As the first poster says USA #1 supporter and seems it will be the last to get a Ubuntu phone. Sad
We where supposed to find out about a USA oem making ubuntu phone in June. Conanical you need to communicate better.
This is and open source OS right? It’s okay to ask for help then. Just get us a fricking phone!
Tmobile is a hungery brand and they were on your advisory group
If the phone does calling, sms, mms and has a working browser I am okay with you filling in the rest as I go.
“Progress always involves risk; you can’t steal second base and keep your foot on first.”
― F.W. Dupee
“Without deviation from the norm, progress is not possible.”
― Frank Zappa
too little too late, you missed the boat
All these words and pictures just to spam us with https://www.ubuntu.com/phone link… yay!
They just wanted Buzz in The Media, go fuk yourself Canonical, I still use Ubuntu, but I do not trust u guys anymore.
If Canonical is real about it the crowdfunding should be done just for porting the OS to all the phones, forget about becoming another hardware manufacturer just make all the hardware work with the OS!! I’ll bet they will collect sufficient funds to do that if they want.

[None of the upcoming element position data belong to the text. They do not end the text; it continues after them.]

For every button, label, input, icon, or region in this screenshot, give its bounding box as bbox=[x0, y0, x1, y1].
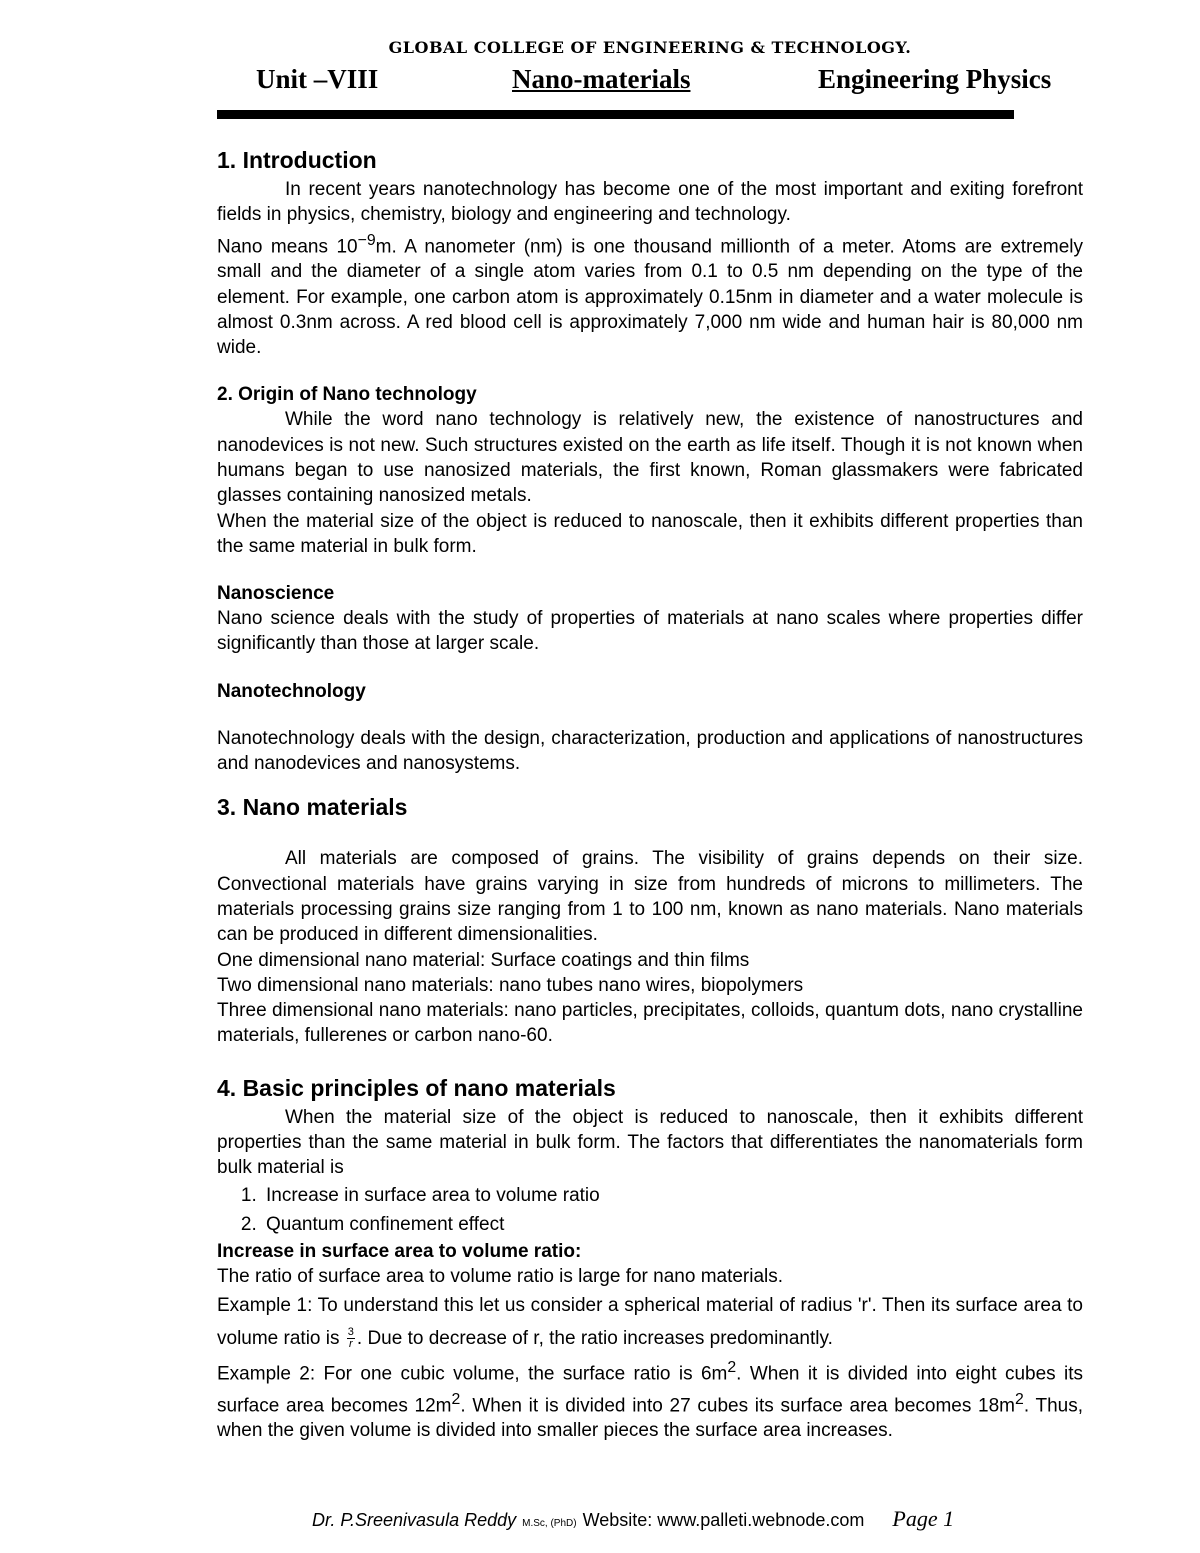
nanotechnology-paragraph: Nanotechnology deals with the design, characterization, production and applications of nanostructures and nanodevices and nanosystems. bbox=[217, 727, 1083, 775]
page-footer bbox=[312, 1506, 954, 1532]
document-body bbox=[217, 143, 1083, 1443]
exponent: −9 bbox=[357, 231, 376, 249]
origin-paragraph: While the word nano technology is relatively new, the existence of nanostructures and nanodevices is not new. Such structures existed on the earth as life itself. Though it is not known when humans began to use nanosized materials, the first known, Roman glassmakers were fabricated glasses containing nanosized metals. bbox=[217, 409, 1083, 507]
surface-area-heading: Increase in surface area to volume ratio: bbox=[217, 1240, 582, 1262]
subject-label: Engineering Physics bbox=[818, 64, 1052, 94]
ratio-paragraph: The ratio of surface area to volume ratio is large for nano materials. bbox=[217, 1265, 784, 1287]
section-introduction-heading: 1. Introduction bbox=[217, 147, 377, 173]
one-dimensional-line: One dimensional nano material: Surface coatings and thin films bbox=[217, 949, 750, 971]
example-1-paragraph: Example 1: To understand this let us consider a spherical material of radius 'r'. Then its surface area to volume ratio is $\frac{3}{r}$ . Due to decrease of r, the ratio increases predominantly. bbox=[217, 1294, 1083, 1351]
topic-title: Nano-materials bbox=[512, 64, 691, 94]
nanotechnology-heading: Nanotechnology bbox=[217, 680, 366, 702]
list-item: 1. Increase in surface area to volume ratio bbox=[262, 1181, 1083, 1210]
footer-author: Dr. P.Sreenivasula Reddy bbox=[312, 1510, 517, 1530]
nano-definition-paragraph: Nano means $10^{-9}m$. A nanometer (nm) is one thousand millionth of a meter. Atoms are extremely small and the diameter of a single atom varies from 0.1 to 0.5 nm depending on the type of the element. For example, one carbon atom is approximately 0.15nm in diameter and a water molecule is almost 0.3nm across. A red blood cell is approximately 7,000 nm wide and human hair is 80,000 nm wide. bbox=[217, 231, 1083, 359]
fraction: $\frac{3}{r}$ bbox=[347, 1326, 354, 1351]
factors-list bbox=[217, 1181, 1083, 1239]
footer-degree: M.Sc, (PhD) bbox=[522, 1518, 577, 1529]
list-item: 2. Quantum confinement effect bbox=[262, 1210, 1083, 1239]
college-name: GLOBAL COLLEGE OF ENGINEERING & TECHNOLOGY. bbox=[388, 38, 912, 57]
section-nano-materials-heading: 3. Nano materials bbox=[217, 794, 408, 821]
nanoscience-paragraph: Nano science deals with the study of properties of materials at nano scales where properties differ significantly than those at larger scale. bbox=[217, 608, 1083, 655]
page-number: Page 1 bbox=[892, 1506, 955, 1531]
introduction-paragraph: In recent years nanotechnology has become one of the most important and exiting forefront fields in physics, chemistry, biology and engineering and technology. bbox=[217, 179, 1083, 226]
basic-principles-paragraph: When the material size of the object is reduced to nanoscale, then it exhibits different properties than the same material in bulk form. The factors that differentiates the nanomaterials form bulk material is bbox=[217, 1106, 1083, 1179]
nanoscience-heading: Nanoscience bbox=[217, 583, 335, 605]
section-basic-principles-heading: 4. Basic principles of nano materials bbox=[217, 1074, 616, 1101]
nanoscale-paragraph: When the material size of the object is reduced to nanoscale, then it exhibits different properties than the same material in bulk form. bbox=[217, 510, 1083, 557]
unit-label: Unit –VIII bbox=[256, 64, 379, 94]
three-dimensional-line: Three dimensional nano materials: nano particles, precipitates, colloids, quantum dots, nano crystalline materials, fullerenes or carbon nano-60. bbox=[217, 1000, 1083, 1047]
two-dimensional-line: Two dimensional nano materials: nano tubes nano wires, biopolymers bbox=[217, 974, 804, 996]
nano-materials-paragraph: All materials are composed of grains. The visibility of grains depends on their size. Convectional materials have grains varying in size from hundreds of microns to millimeters. The materials processing grains size ranging from 1 to 100 nm, known as nano materials. Nano materials can be produced in different dimensionalities. bbox=[217, 848, 1083, 946]
footer-website: Website: www.palleti.webnode.com bbox=[582, 1510, 865, 1530]
section-origin-heading: 2. Origin of Nano technology bbox=[217, 384, 477, 406]
example-2-paragraph: Example 2: For one cubic volume, the surface ratio is $6m^2$. When it is divided into eight cubes its surface area becomes $12m^2$. When it is divided into 27 cubes its surface area becomes $18m^2$. Thus, when the given volume is divided into smaller pieces the surface area increases. bbox=[217, 1358, 1084, 1442]
header-rule bbox=[217, 110, 1014, 119]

I have to say that I have pledged to Ubuntu Edge campaign only because it was supposed to run Android with Ubuntu on Android. I had and have no interest in Ubuntu Phone which I consider a waste of resources on Canonical part.
The most appealing thing of the Ubuntu Edge for me was the ability to be used as a PC and this is not possible with the current Ubuntu Phone
I really wanted the ability to use it as a desktop and a phone, it would have been a huge step forward and a real game-changer. I feel bad about not wanting to be an early adapter of this – which is an OS with too few apps, on a series of bargain-basement phones.
For those still looking for a phone/PC, here is this current Indiegogo campaign: https://www.indiegogo.com/projects/symetium-the-no-compromise-smartphone-pc
Let me get this straight…People in the United States pledged the most amount of money yet other countries are already getting Ubuntu Phones and we’re left out?? How does that make any sense at all?